= Sampsa Peltonen =

Finnish literary translator and critic (born 1975)

Sampsa Peltonen (born 1975) is a Finnish translator and literary critic. He has translated works of literature, TV programmes and non-fiction, from Arabic and French into Finnish, and occasionally also has been working as a simultaneous interpreter. Peltonen has translated works by Hassan Blasim, Leïla Slimani, Adania Shibli and Mohamed Mbougar Sarr, among others.

Peltonen has advocated multilingualism and translation, stressing their importance in understanding difference and emphasising that "our view of the world will shrink if the sources of the texts that surround us become fewer and less diverse. One of the best ways to get to know others is to get to know the texts they produce."
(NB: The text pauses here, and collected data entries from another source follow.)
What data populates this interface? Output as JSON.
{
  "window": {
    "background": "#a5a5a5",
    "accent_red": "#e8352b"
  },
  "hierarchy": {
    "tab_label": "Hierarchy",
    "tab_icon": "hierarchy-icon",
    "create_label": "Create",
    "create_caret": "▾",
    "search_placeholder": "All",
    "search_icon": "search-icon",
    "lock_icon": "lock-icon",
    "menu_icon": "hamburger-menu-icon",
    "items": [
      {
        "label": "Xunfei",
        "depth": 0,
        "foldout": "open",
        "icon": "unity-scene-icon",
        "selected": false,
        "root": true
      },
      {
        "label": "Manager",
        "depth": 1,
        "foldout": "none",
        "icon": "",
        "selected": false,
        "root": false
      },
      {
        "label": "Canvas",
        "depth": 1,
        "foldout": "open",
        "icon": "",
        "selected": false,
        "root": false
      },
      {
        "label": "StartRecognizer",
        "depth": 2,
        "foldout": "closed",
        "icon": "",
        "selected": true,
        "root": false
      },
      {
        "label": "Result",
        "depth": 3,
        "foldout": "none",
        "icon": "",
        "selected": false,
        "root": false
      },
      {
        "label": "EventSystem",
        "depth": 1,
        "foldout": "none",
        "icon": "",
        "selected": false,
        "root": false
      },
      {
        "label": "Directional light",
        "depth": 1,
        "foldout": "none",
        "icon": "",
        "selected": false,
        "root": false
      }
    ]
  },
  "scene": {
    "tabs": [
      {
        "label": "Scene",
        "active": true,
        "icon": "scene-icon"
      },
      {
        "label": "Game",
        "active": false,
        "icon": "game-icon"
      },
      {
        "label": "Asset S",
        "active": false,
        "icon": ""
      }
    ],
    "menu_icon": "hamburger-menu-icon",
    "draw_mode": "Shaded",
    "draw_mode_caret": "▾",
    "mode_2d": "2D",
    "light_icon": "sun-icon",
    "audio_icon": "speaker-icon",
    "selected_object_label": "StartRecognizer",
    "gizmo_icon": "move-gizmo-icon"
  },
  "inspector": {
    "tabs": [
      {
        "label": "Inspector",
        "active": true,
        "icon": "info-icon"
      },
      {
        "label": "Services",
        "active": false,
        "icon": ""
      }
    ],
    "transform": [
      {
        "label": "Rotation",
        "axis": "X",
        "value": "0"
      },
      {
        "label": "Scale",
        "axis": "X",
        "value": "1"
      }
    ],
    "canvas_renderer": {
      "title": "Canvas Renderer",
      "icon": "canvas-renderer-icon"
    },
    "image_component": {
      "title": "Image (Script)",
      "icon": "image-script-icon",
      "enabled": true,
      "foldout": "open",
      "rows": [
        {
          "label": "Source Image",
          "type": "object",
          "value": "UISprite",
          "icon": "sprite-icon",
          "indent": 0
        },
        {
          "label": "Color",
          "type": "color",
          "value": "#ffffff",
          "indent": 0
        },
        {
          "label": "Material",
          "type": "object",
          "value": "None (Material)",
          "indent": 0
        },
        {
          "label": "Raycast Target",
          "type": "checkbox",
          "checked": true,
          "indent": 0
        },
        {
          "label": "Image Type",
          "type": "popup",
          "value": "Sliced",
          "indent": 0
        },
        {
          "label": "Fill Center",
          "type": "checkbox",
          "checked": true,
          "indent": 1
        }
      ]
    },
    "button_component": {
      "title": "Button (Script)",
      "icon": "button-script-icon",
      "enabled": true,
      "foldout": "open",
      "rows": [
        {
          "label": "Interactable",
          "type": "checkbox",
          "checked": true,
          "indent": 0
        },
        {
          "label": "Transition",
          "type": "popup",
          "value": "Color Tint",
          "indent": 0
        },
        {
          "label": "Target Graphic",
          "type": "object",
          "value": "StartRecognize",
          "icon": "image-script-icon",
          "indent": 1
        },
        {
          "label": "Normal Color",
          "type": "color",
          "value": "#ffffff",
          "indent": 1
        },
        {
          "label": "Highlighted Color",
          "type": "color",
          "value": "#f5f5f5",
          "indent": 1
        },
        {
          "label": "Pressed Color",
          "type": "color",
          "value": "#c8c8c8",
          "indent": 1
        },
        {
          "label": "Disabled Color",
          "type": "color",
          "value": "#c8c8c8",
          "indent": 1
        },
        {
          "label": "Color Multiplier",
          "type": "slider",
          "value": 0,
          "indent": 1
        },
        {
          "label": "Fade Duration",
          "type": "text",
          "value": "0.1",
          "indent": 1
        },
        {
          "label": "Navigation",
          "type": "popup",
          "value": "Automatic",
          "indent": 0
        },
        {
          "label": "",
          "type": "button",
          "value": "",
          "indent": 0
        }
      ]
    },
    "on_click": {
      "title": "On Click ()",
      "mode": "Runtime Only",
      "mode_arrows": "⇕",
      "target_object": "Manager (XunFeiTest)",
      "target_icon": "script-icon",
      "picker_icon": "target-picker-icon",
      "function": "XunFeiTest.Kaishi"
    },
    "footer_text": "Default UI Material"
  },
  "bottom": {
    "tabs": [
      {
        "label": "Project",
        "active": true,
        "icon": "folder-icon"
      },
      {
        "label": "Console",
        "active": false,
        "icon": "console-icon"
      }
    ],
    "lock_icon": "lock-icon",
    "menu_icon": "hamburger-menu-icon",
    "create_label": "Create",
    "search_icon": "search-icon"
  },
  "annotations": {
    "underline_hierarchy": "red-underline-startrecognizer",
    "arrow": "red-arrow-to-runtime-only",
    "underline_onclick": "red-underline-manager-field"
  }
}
== Awards and recognition ==
Peltonen was awarded the WSOY Literary Foundation's 2014 Recognition Award for his translation of contemporary Arabic fiction. Together with fellow translator Marja Luoman he received the Mikael Agricola Prize and the Kaarle Prize in 2023 for their translation of Mohamed Mbougar Sarr's novel The Deepest Secrets of Men.

Peltonen has been part of the panel of judges for the 2025 International Prize for Arabic Fiction (IPAF). In an interview with ArabLit magazine, he discussed how his background as a translator informs his approach to the judging process, and why the diversity of the IPAF shortlist is an example of the richness of contemporary Arabic literature.